Terrible things happen in wild country, most commonly on a micro scale you can step right over without noticing. Last night I was out with Little Bear on his evening walky. He was moving cheerfully down the driveway toward the wash – we were still in the yard – when he literally skidded to a halt on the gravel, executed a graceful 180, and headed for a clump of bush we had already passed. I was looking around not paying enough attention to what had caught his nose, and didn’t see that he had his schnoz down in a possibly dangerous hole.
Now, LB is normally very good about avoiding snakes – I have joked that he fears nothing on four legs except bulls, but he fears everything with two legs or none – so I didn’t expect him to stick his nose into a snake’s fangs. But still, this was poor management on my part. I should have watched what he was doing more carefully. The hole – and his muzzle – was covered with ants. He came up snuffing and shaking his head. He had found something dead in that hole, and the ants resented the intrusion.
He held still while I wiped the ants off his face, and I went back to the hole in time to see a larval rat emerge, also covered with ants and apparently not enjoying its very short life. I assume the mother was dead inside, but the ants weren’t waiting for the baby to die before consuming it.
I walked away pondering Deep Thoughts about how incompatible such scenes – repeated millions of times daily around me, as I know but don’t usually have to witness – are with all the talk about a loving biblical god. There’s a glib theological answer to the question of why there’s evil, suffering and death among mankind, but what did that baby rat’s ancestors do to piss god off? If life is the result of design, as it might well be for all I know, it certainly didn’t have a designer who gave a shit about individual lives.

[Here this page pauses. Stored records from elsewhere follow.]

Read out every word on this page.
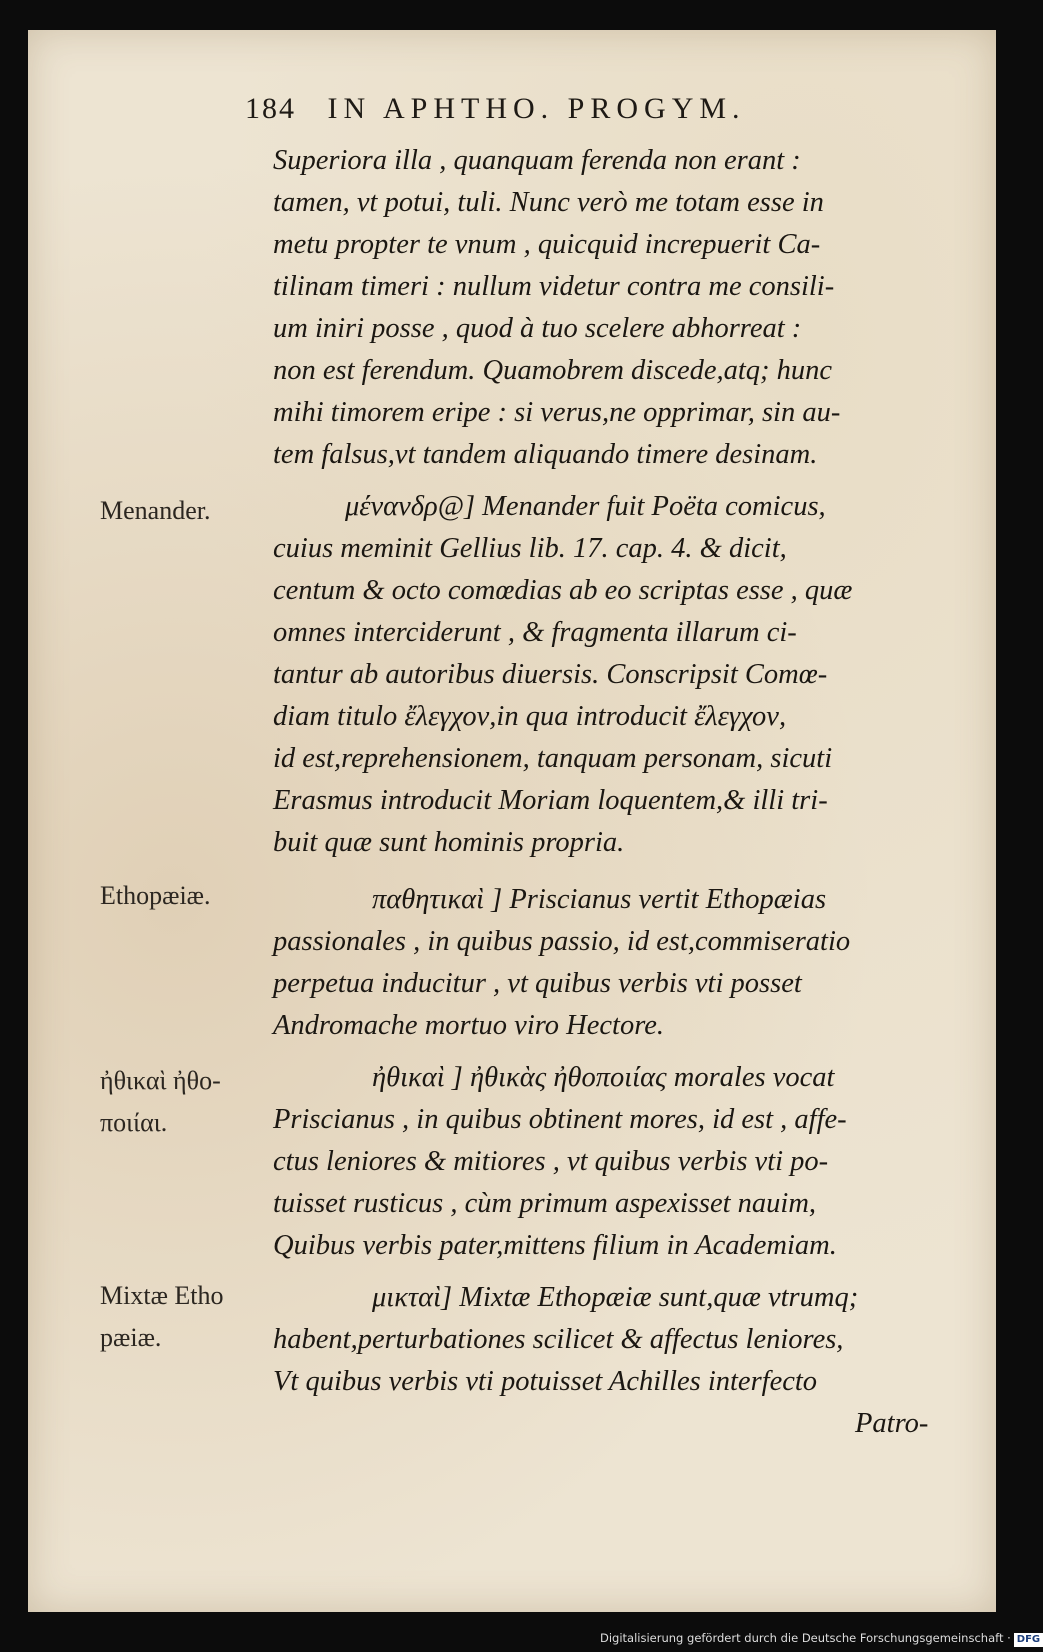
184 IN APHTHO. PROGYM.
Superiora illa , quanquam ferenda non erant :
tamen, vt potui, tuli. Nunc verò me totam esse in
metu propter te vnum , quicquid increpuerit Ca-
tilinam timeri : nullum videtur contra me consili-
um iniri posse , quod à tuo scelere abhorreat :
non est ferendum. Quamobrem discede,atq; hunc
mihi timorem eripe : si verus,ne opprimar, sin au-
tem falsus,vt tandem aliquando timere desinam.
μένανδρ@] Menander fuit Poëta comicus,
cuius meminit Gellius lib. 17. cap. 4. & dicit,
centum & octo comœdias ab eo scriptas esse , quæ
omnes interciderunt , & fragmenta illarum ci-
tantur ab autoribus diuersis. Conscripsit Comœ-
diam titulo ἔλεγχον,in qua introducit ἔλεγχον,
id est,reprehensionem, tanquam personam, sicuti
Erasmus introducit Moriam loquentem,& illi tri-
buit quæ sunt hominis propria.
παθητικαὶ ] Priscianus vertit Ethopæias
passionales , in quibus passio, id est,commiseratio
perpetua inducitur , vt quibus verbis vti posset
Andromache mortuo viro Hectore.
ἠθικαὶ ] ἠθικὰς ἠθοποιίας morales vocat
Priscianus , in quibus obtinent mores, id est , affe-
ctus leniores & mitiores , vt quibus verbis vti po-
tuisset rusticus , cùm primum aspexisset nauim,
Quibus verbis pater,mittens filium in Academiam.
μικταὶ] Mixtæ Ethopæiæ sunt,quæ vtrumq;
habent,perturbationes scilicet & affectus leniores,
Vt quibus verbis vti potuisset Achilles interfecto
Patro-
Menander.
Ethopæiæ.
ἠθικαὶ ἠθο-
ποιίαι.
Mixtæ Etho
pæiæ.
Digitalisierung gefördert durch die Deutsche Forschungsgemeinschaft · DFG
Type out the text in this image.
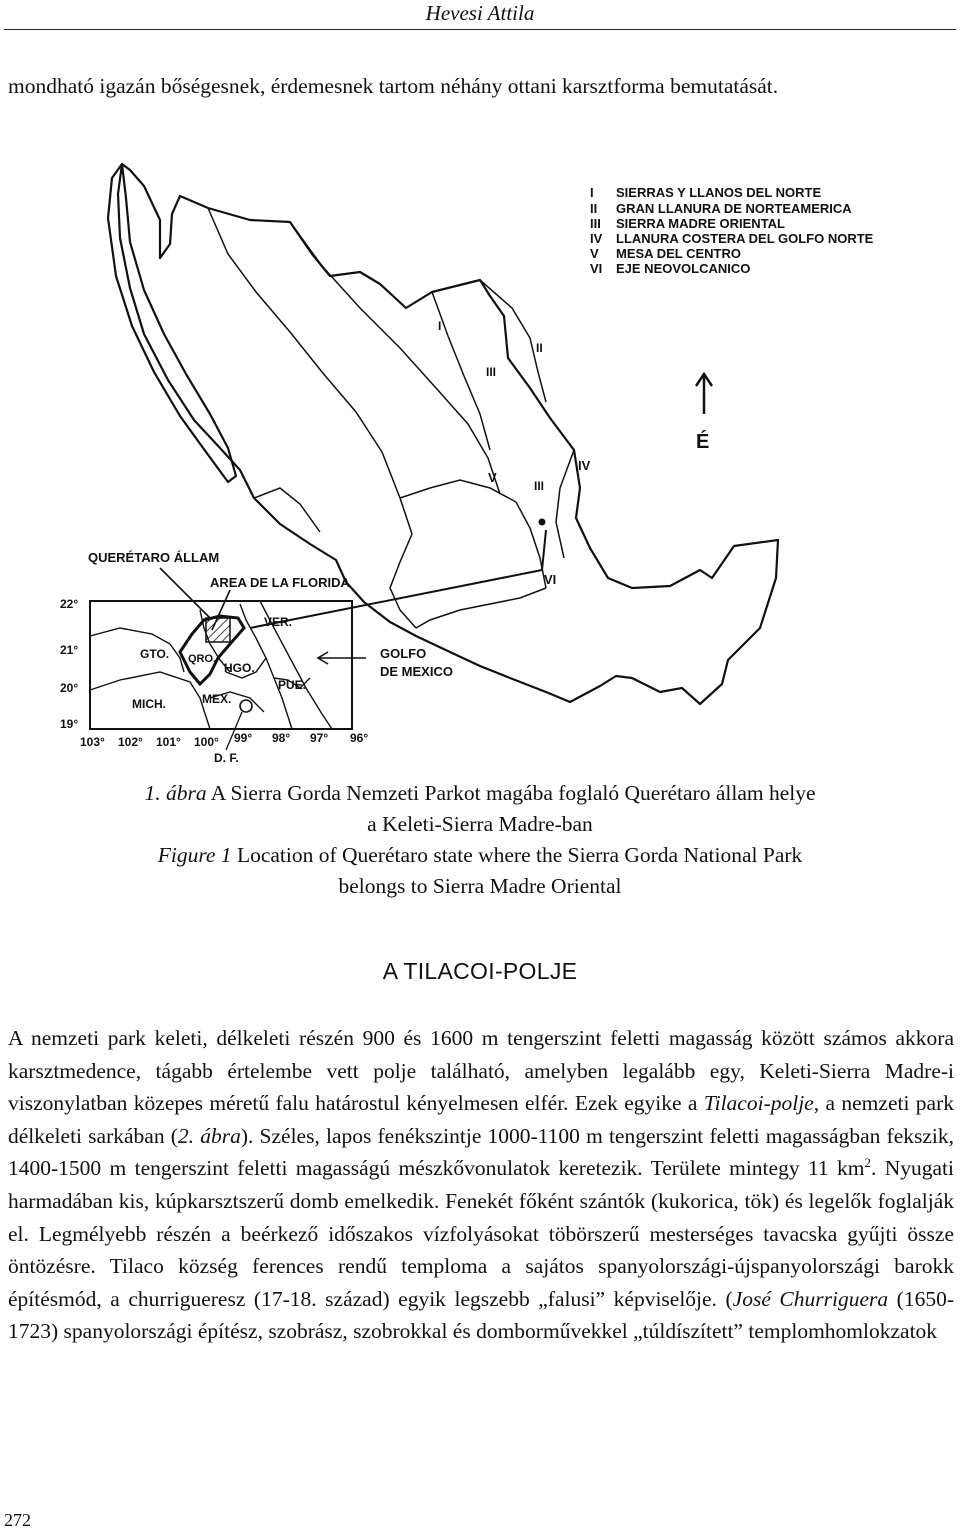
Hevesi Attila

mondható igazán bőségesnek, érdemesnek tartom néhány ottani karsztforma bemutatását.

I SIERRAS Y LLANOS DEL NORTE
II GRAN LLANURA DE NORTEAMERICA
III SIERRA MADRE ORIENTAL
IV LLANURA COSTERA DEL GOLFO NORTE
V MESA DEL CENTRO
VI EJE NEOVOLCANICO
É
I
II
III
IV
V
III
VI
QUERÉTARO ÁLLAM
AREA DE LA FLORIDA
GTO. QRO.
HGO.
VER.
PUE.
MICH.	MEX.
D. F.
22°
21°
20°
19°
103° 102° 101° 100° 99° 98° 97° 96°
GOLFO
DE MEXICO
1. ábra A Sierra Gorda Nemzeti Parkot magába foglaló Querétaro állam helye
a Keleti-Sierra Madre-ban
Figure 1 Location of Querétaro state where the Sierra Gorda National Park
belongs to Sierra Madre Oriental
A TILACOI-POLJE

A nemzeti park keleti, délkeleti részén 900 és 1600 m tengerszint feletti magasság között számos akkora karsztmedence, tágabb értelembe vett polje található, amelyben legalább egy, Keleti-Sierra Madre-i viszonylatban közepes méretű falu határostul kényelmesen elfér. Ezek egyike a Tilacoi-polje, a nemzeti park délkeleti sarkában (2. ábra). Széles, lapos fenékszintje 1000-1100 m tengerszint feletti magasságban fekszik, 1400-1500 m tengerszint feletti magasságú mészkővonulatok keretezik. Területe mintegy 11 $km^2$. Nyugati harmadában kis, kúpkarsztszerű domb emelkedik. Fenekét főként szántók (kukorica, tök) és legelők foglalják el. Legmélyebb részén a beérkező időszakos vízfolyásokat töbörszerű mesterséges tavacska gyűjti össze öntözésre. Tilaco község ferences rendű temploma a sajátos spanyolországi-újspanyolországi barokk építésmód, a churrigueresz (17-18. század) egyik legszebb „falusi” képviselője. (José Churriguera (1650-1723) spanyolországi építész, szobrász, szobrokkal és domborművekkel „túldíszített” templomhomlokzatok

272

That was kind of a depressing thought to end the day on. But then I got to thinking, there’s exactly as much hard evidence for the notion of reincarnation as there is for the Genesis story, right? And if we assume reincarnation, then maybe that writhing, suffering rat baby really contained the soul of, say, the late Senator Ted Kennedy. Yeah! Still working his horrible way through karma, from his first long-ago post-death incarnation as a bit of fauna in the gut of a dung beetle, rolling its treasure under the wheel of a moving Somali technical…
It’s mean, but it did kinda cheer me up.